Add chunk facilites zaro_chunk(), zaro_chunks(), zaro_chunk_apply(), zarr_chunk_info().
Fix problem with Arrow decompression (logic was incorrect and hidden in a try/catch).
Checks now in place for source strings.
Optional validation by reading metadata on connect with zaro() (off by default).
Use parallel read with mirai settings for zaro_read.
Add helpers for common cases.
Improved print for meta group.
Fixed egregious error on how to use VSIFile hidden within tryCatch().
Add C style orientation (still upside down for ximage).

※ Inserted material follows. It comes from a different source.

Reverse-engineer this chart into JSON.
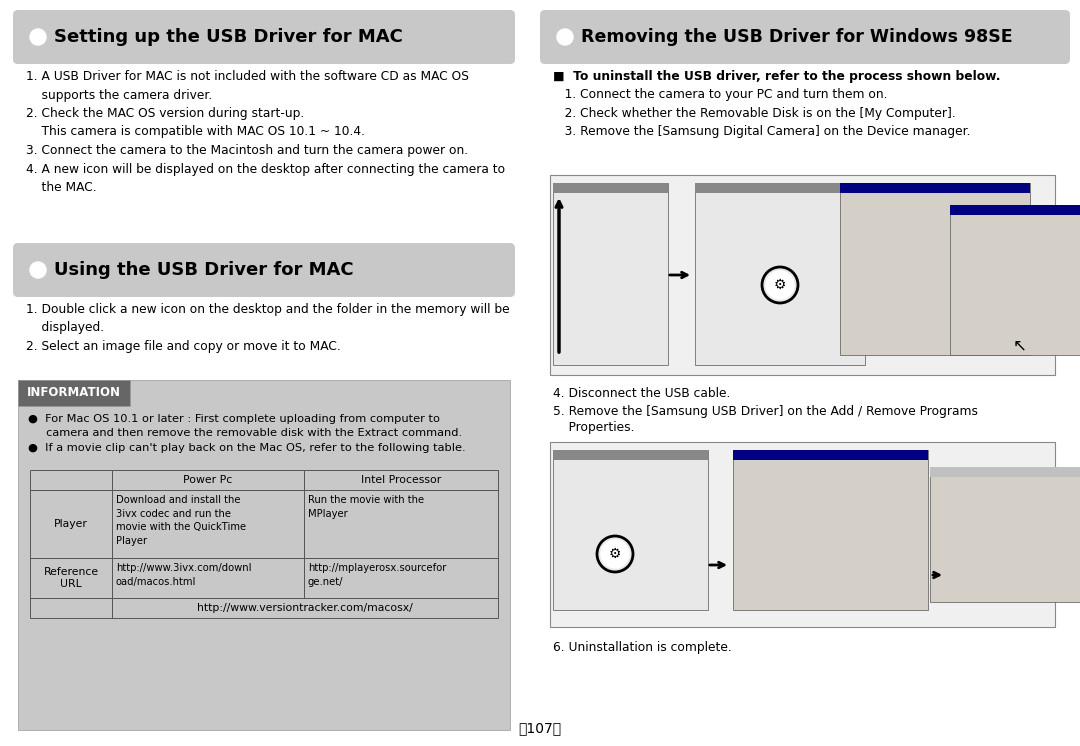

Arrow-backed Zarr reader for R. Implements the Zarr specification directly using Arrow C++ for filesystem access, compression codecs, and byte buffers. No dependency on zarr-python or any Zarr-specific C/Rust library.
S7 class ZaroMeta for parsed array and group metadata, with a uniform
representation across Zarr V2 and V3.
Store abstraction layer with ArrowStore (local, S3, GCS via Arrow
FileSystem), VSIStore (HTTP and fallback S3 via gdalraster),
ReferenceStore (Kerchunk JSON references), and VirtualiZarrStore
(Parquet manifest reference stores). Designed for future backends
(Icechunk) without changing the read pipeline.
Codec pipeline normalised across V2 and V3. V2's single compressor plus filters list is mapped to V3-style codec chains so the decode path is uniform.
Parse .zarray, .zgroup, and .zattrs metadata.
Consolidated metadata via .zmetadata — a single HTTP request retrieves
metadata for all arrays in a V2 store.
Numpy dtype string parsing (<f4, >i2, |u1, etc.) with endianness
detection.
_ARRAY_DIMENSIONS convention for dimension names (xarray compatibility).
dimension_separator handling (dot-separated and slash-separated chunk
keys).
fill_value coercion from JSON strings ("NaN", "Infinity") to R
numeric values.
sanitize_json() handles Python-flavoured JSON with bare NaN,
Infinity, and -Infinity values that are invalid in strict JSON.
Parse zarr.json metadata including codecs, dimension names, fill values,
and chunk grid configuration.
Consolidated V3 metadata (single zarr.json with embedded node metadata).
New VirtualiZarrStore backend for directory-layout Parquet reference
stores as produced by VirtualiZarr. These provide Zarr-style access to
existing archival files (NetCDF, HDF5, GRIB) without reformatting.
Metadata layer (.zmetadata) fetched via curl — GDAL-free.
Chunk manifests (refs.N.parq shards) loaded via arrow::read_parquet()
with lazy per-variable loading and environment-based caching.
C-order linearization maps chunk grid indices to manifest row positions for stores without explicit chunk key columns.
Inline data support via the raw column in manifests (used by coordinate
variables whose data is stored directly in the Parquet rather than as
byte-range references).
Byte-range reads into source files via byte_range_read() supporting
Arrow S3/GCS, gdalraster VSI, and curl for HTTP — the full chain is
GDAL-free when using curl.
URI scheme: virtualizarr://https://example.com/dataset.parq or
virtualizarr:///local/path/dataset.parq.
Tested against BRAN2023 ocean temperature (5479 time steps, 51 depth levels, 1500x3600 spatial grid, 104 manifest shards, NCI THREDDS byte-range serving).
S3 stores via Arrow S3FileSystem with automatic fallback to gdalraster
/vsis3/ on 301 region redirects.
Anonymous access propagation (anonymous = TRUE maps to
AWS_NO_SIGN_REQUEST for both Arrow and GDAL backends).
GCS stores via Arrow GcsFileSystem.
HTTP/HTTPS stores via gdalraster /vsicurl/.
Hyperslab reads with start/count indexing (0-based, following Zarr
convention).
Chunk coverage computation and assembly across chunk boundaries.
Blosc (lz4, zstd, zlib, snappy), gzip, and zstd decompression via Arrow codecs.
Safety coercion of output array type when fill value would otherwise produce a character array.
Verbose messaging throughout ([zaro] ...), on by default for
discoverability. Silence with verbose = FALSE or suppressMessages().
Reports store backend, metadata format detected, dtype/shape/chunks/codecs, dimension names, chunk counts during reads.
AODN cloud-optimised Zarr stores (S3, ap-southeast-2, Zarr V2,
blosc/lz4 compression, consolidated .zmetadata).
BRAN2023 ocean temperature via VirtualiZarr Parquet references (NCI THREDDS byte-range reads, shuffle+zlib compression, int16 with scale/offset packing).